Title: More Happy Than Not
Author: Adam Silvera
Release Date: 06/2/2015
Reviewed by: Emily
The Leteo Institute’s revolutionary memory-relief procedure seems too good to be true to Aaron Soto — miracle cure-alls don’t tend to pop up in the Bronx projects. But Aaron can’t forget how he’s grown up poor or how his friends aren’t always there for him. Like after his father committed suicide in their one bedroom apartment. Aaron has the support of his patient girlfriend, if not necessarily his distant brother and overworked mother, but it’s not enough.
Then Thomas shows up. He has a sweet movie-watching setup on his roof, and he doesn’t mind Aaron’s obsession with a popular fantasy series. There are nicknames, inside jokes. Most importantly, Thomas doesn’t mind talking about Aaron’s past. But Aaron’s new-found happiness isn’t welcome on his block. Since he’s can’t stay away from Thomas or suddenly stop being gay, Aaron must turn to Leteo to straighten himself out, even if it means forgetting who he is.
Here’s a conversation I had with my friend about More Happy Than Not:
Me: Read this book. It’s really good.
Friend: What’s it about?
Me: It’s this mix between science fiction and contemporary, and coming to terms with sexuality.
Me: Also there’s a plot twist.
Friend: Maybe I’ll read it at some point.
Me: No no no. I’ll lend you my copy right now. I can’t talk about it without spoiling it but it’s a good plot twist.
Friend: . . .
Me: The plot, that I won’t spoil for you, has a big twist and it’s good.

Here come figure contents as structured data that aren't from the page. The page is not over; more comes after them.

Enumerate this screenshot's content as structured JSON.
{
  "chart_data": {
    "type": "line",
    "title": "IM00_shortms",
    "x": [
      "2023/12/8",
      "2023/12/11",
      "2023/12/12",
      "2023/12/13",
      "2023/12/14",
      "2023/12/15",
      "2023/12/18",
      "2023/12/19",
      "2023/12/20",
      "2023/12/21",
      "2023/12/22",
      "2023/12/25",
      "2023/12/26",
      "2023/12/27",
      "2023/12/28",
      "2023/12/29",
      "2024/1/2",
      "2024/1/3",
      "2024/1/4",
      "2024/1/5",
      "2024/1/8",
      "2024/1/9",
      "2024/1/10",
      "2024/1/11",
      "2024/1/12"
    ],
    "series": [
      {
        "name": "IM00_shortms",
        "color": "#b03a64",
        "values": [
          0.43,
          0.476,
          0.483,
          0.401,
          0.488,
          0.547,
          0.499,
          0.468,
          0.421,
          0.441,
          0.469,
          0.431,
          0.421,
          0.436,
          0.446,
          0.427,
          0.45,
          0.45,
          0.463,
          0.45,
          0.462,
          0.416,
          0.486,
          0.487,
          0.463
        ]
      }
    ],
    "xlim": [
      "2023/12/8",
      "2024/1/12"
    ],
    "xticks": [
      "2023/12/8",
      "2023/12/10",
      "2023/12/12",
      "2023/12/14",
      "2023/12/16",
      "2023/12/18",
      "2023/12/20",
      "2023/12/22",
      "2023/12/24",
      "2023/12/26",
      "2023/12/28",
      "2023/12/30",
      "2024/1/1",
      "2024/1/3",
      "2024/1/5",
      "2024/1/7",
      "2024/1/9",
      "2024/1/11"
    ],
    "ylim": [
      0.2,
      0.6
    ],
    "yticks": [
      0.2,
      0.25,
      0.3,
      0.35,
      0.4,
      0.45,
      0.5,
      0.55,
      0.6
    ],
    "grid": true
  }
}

The world-building, exploration of how Aaron interacts with his environment, and seamless integration of science fiction into the contemporary setting were amazing. The portrayal of Aaron’s struggle with internalized homophobia is really spot-on. Silvera artfully combined the universal elements of that experience with issues specific to Aaron’s life. I was really drawn in by the Leteo Institute and all the ethics questions it brings up, especially with regards to Aaron. The inclusion of the Leteo Institute draws parallels to the real world issues of conversion therapy and the search for the “gay gene” along with a way to prevent it. The novel does a good job bringing up and discussing these issues within the novel and I think it starts a dialogue for readers to consider beyond the scope of the novel. This novel is definitely an emotional roller coaster (especially because I’ve dealt with — and to be honest sometimes still deal with — my own internalized homophobia) and the plot twist is so. Damn. Good. I know I keep mentioning it and I’m being vague to avoid spoilers but honestly it’s mind-blowing. Silvera’s voice is a talented new addition to the young adult world and I can’t wait until everyone reads More Happy Than Not out now!